My final paper for Geography 141 (Uneven Development Geographies: Prosperity and Impoverishment in Third World) gave students great flexibility with their topic choice. This offered me the chance to build on something I had looked at briefly in last year’s GEOG2014 class at UCL. Using the Bangladesh Rural Advancement Committee (BRAC) as an example, I chose to examine how NGOs in Bangladesh have gained considerable power at the expense of government in the past few decades.

My findings suggested that NGOs like BRAC are taking power from government through both local and global forces.

Locally, BRAC has become empowered through its relationship with Bangladeshi people. This has occurred due to its involvement in healthcare, education and other service-based programmes. As a result many people have become directly involved with the NGO. It now has over 3 million members from over 15,000 villages (Newnham 2000). This extensive relationship with Bangladeshi people has given BRAC a far greater public image than state agencies, prescribing them more power over local political and social issues.
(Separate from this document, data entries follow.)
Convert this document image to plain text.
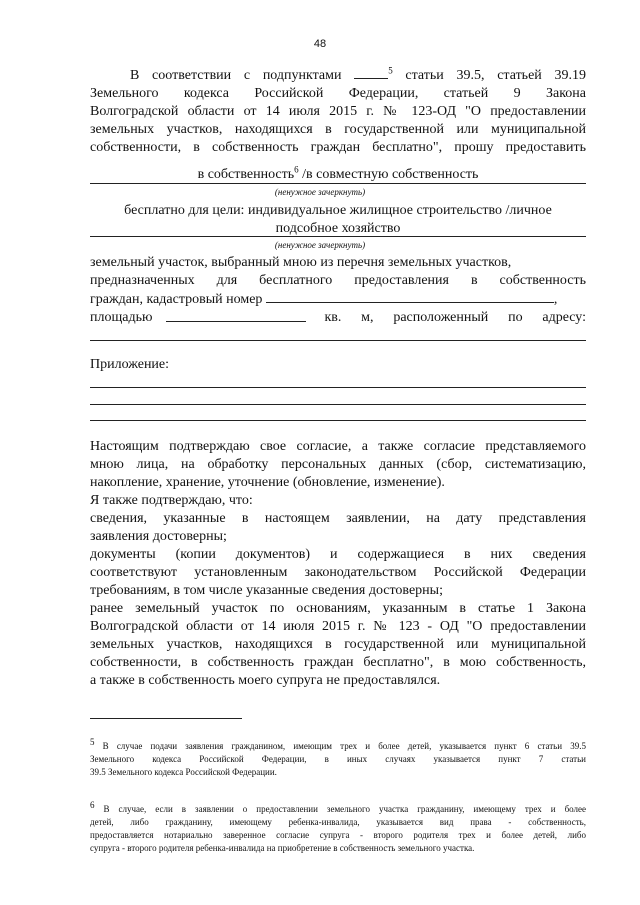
48
В соответствии с подпунктами	$^5$ статьи 39.5, статьей 39.19
Земельного кодекса Российской Федерации, статьей 9 Закона
Волгоградской области от 14 июля 2015 г. № 123-ОД "О предоставлении
земельных участков, находящихся в государственной или муниципальной
собственности, в собственность граждан бесплатно", прошу предоставить
в собственность$^6$ /в совместную собственность
(ненужное зачеркнуть)
бесплатно для цели: индивидуальное жилищное строительство /личное
подсобное хозяйство
(ненужное зачеркнуть)
земельный участок, выбранный мною из перечня земельных участков,
предназначенных для бесплатного предоставления в собственность
граждан, кадастровый номер	,
площадью	кв. м, расположенный по адресу:
Приложение:
Настоящим подтверждаю свое согласие, а также согласие представляемого
мною лица, на обработку персональных данных (сбор, систематизацию,
накопление, хранение, уточнение (обновление, изменение).
Я также подтверждаю, что:
сведения, указанные в настоящем заявлении, на дату представления
заявления достоверны;
документы (копии документов) и содержащиеся в них сведения
соответствуют установленным законодательством Российской Федерации
требованиям, в том числе указанные сведения достоверны;
ранее земельный участок по основаниям, указанным в статье 1 Закона
Волгоградской области от 14 июля 2015 г. № 123 - ОД "О предоставлении
земельных участков, находящихся в государственной или муниципальной
собственности, в собственность граждан бесплатно", в мою собственность,
а также в собственность моего супруга не предоставлялся.
$^5$ В случае подачи заявления гражданином, имеющим трех и более детей, указывается пункт 6 статьи 39.5
Земельного кодекса Российской Федерации, в иных случаях указывается пункт 7 статьи
39.5 Земельного кодекса Российской Федерации.
$^6$ В случае, если в заявлении о предоставлении земельного участка гражданину, имеющему трех и более
детей, либо гражданину, имеющему ребенка-инвалида, указывается вид права - собственность,
предоставляется нотариально заверенное согласие супруга - второго родителя трех и более детей, либо
супруга - второго родителя ребенка-инвалида на приобретение в собственность земельного участка.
Globally NGOs such as BRAC have achieved increased power through two main streams. The first of these is the ‘new policy agenda'. Dictated by the doctrines of the Washington Consensus, this encourages a withdrawal of the state and a consequent increase in power and autonomy held by NGOs and private enterprises. The second is the increased support BRAC and other NGOs receive from development agencies and donors who see them as a more effective form of development and democratisation than governments.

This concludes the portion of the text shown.